New provincial population forecasts and internal city studies show the city may only grow to just 72,000 by 2046 – that is 9,000 fewer predicted 10 years ago by the same point in time.
That has implications for new residential construction – which is already underserved – but also commercial (oversupplied at present) and industrial subdivisions.
“Our decisions and forward strategy need to be informed by their numbers as we’re looking at residential, commercial and industrial land development and how it proceeds,” said Bruckner, who plans to bring a new strategy for council approval in the spring of 2025.
Coun. Darren Hirsch said the department has often been criticized by the private sector for skewing the local market with an oversized position.
“There are people who say to me, let them do residential,” he told council, wondering aloud if the department is capable of bringing a new large subdivision to market.

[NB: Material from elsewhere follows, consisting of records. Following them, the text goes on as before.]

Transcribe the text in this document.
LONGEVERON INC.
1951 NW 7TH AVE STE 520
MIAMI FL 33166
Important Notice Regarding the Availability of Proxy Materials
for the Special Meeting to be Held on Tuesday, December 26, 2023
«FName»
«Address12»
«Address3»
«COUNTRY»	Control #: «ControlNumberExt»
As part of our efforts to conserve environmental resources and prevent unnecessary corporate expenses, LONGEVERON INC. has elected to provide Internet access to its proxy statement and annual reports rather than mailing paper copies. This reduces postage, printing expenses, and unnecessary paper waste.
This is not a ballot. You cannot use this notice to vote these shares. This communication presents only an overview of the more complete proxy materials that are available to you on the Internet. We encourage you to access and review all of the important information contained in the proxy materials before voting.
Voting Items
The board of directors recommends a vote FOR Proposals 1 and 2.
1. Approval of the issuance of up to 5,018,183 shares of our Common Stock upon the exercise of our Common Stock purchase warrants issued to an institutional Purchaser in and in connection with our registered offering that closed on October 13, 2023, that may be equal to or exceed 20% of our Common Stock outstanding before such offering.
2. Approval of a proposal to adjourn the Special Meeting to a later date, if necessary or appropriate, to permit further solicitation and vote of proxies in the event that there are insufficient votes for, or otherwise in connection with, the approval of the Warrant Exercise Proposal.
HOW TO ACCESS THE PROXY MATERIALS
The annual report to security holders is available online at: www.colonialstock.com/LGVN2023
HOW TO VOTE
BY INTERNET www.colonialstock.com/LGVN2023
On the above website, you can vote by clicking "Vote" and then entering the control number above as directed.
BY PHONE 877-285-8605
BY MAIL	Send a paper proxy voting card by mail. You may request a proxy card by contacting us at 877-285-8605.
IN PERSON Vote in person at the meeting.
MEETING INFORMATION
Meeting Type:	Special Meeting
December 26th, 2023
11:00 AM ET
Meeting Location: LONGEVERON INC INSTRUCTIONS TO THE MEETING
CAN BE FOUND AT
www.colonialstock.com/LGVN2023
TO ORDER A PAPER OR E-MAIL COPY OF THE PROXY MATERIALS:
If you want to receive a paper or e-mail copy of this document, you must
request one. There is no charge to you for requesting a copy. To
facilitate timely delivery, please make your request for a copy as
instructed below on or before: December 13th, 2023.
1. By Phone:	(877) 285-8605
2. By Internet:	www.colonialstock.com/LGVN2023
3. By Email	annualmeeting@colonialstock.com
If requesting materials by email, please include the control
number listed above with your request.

“The challenge is finding a sweet spot between not dominating the market, but working complimentary to developers … we need to decide what land we want to keep, and what we don’t for our material needs.”
Ten years ago the land department responded to criticism that it dominated the market with new price-updating policy and a goal of controlling no more than half the lots on the market.
Over time, with fewer lots coming on, even slower sales have reduced the city position on lots to just 20 per cent today.
Coun. Robert Dumanowski said with only 72 lots in the city portfolio at present, the department is already operating differently from when it brought several hundred lots onto the market annually in early 2000s.
He said council should resist a sell-off of publicly owned land in the name of economic development.
“My worry is that in a depressed market, when we’re desperate to get numbers on a chart, we’re reducing prices and calling that a strategy,” Dumanowski told council.
“Nobody argues it’s a balancing act, but for me, if we have to hold we hold … but also, not afraid to be strategic in our risk taking.”
Couns. Allison Knodel and Ramona Robins both said neither of the two extremes – a pure profit motivation or using the land bank for social enterprise, such as low-cost housing development – seemed prudent.
A provincial projection released last summer could see growth in the Hat hover around 0.5 per cent annually for the next 15 years.
That raises questions about the work plan in the department, the need to set aside new housing plans and public involvement.
“Are we a competitor, or are we there to support (the private sector), that’s something that we have to address in the land strategy,” said Bruckner of a scheduled report due in the spring of 2025.
Traditionally, the city has earned its largest profits on developing bare land into serviced lots, resulting in $27 million paid to the city since 2008.
The proposed 2025-26 budget forecasts gross profit of $4 million over the next two years, but no new projects.
“Our proposed budget this year is statutes quo,” said Buckner. “A reset in strategy is well underway towards being part of a sustainable future.”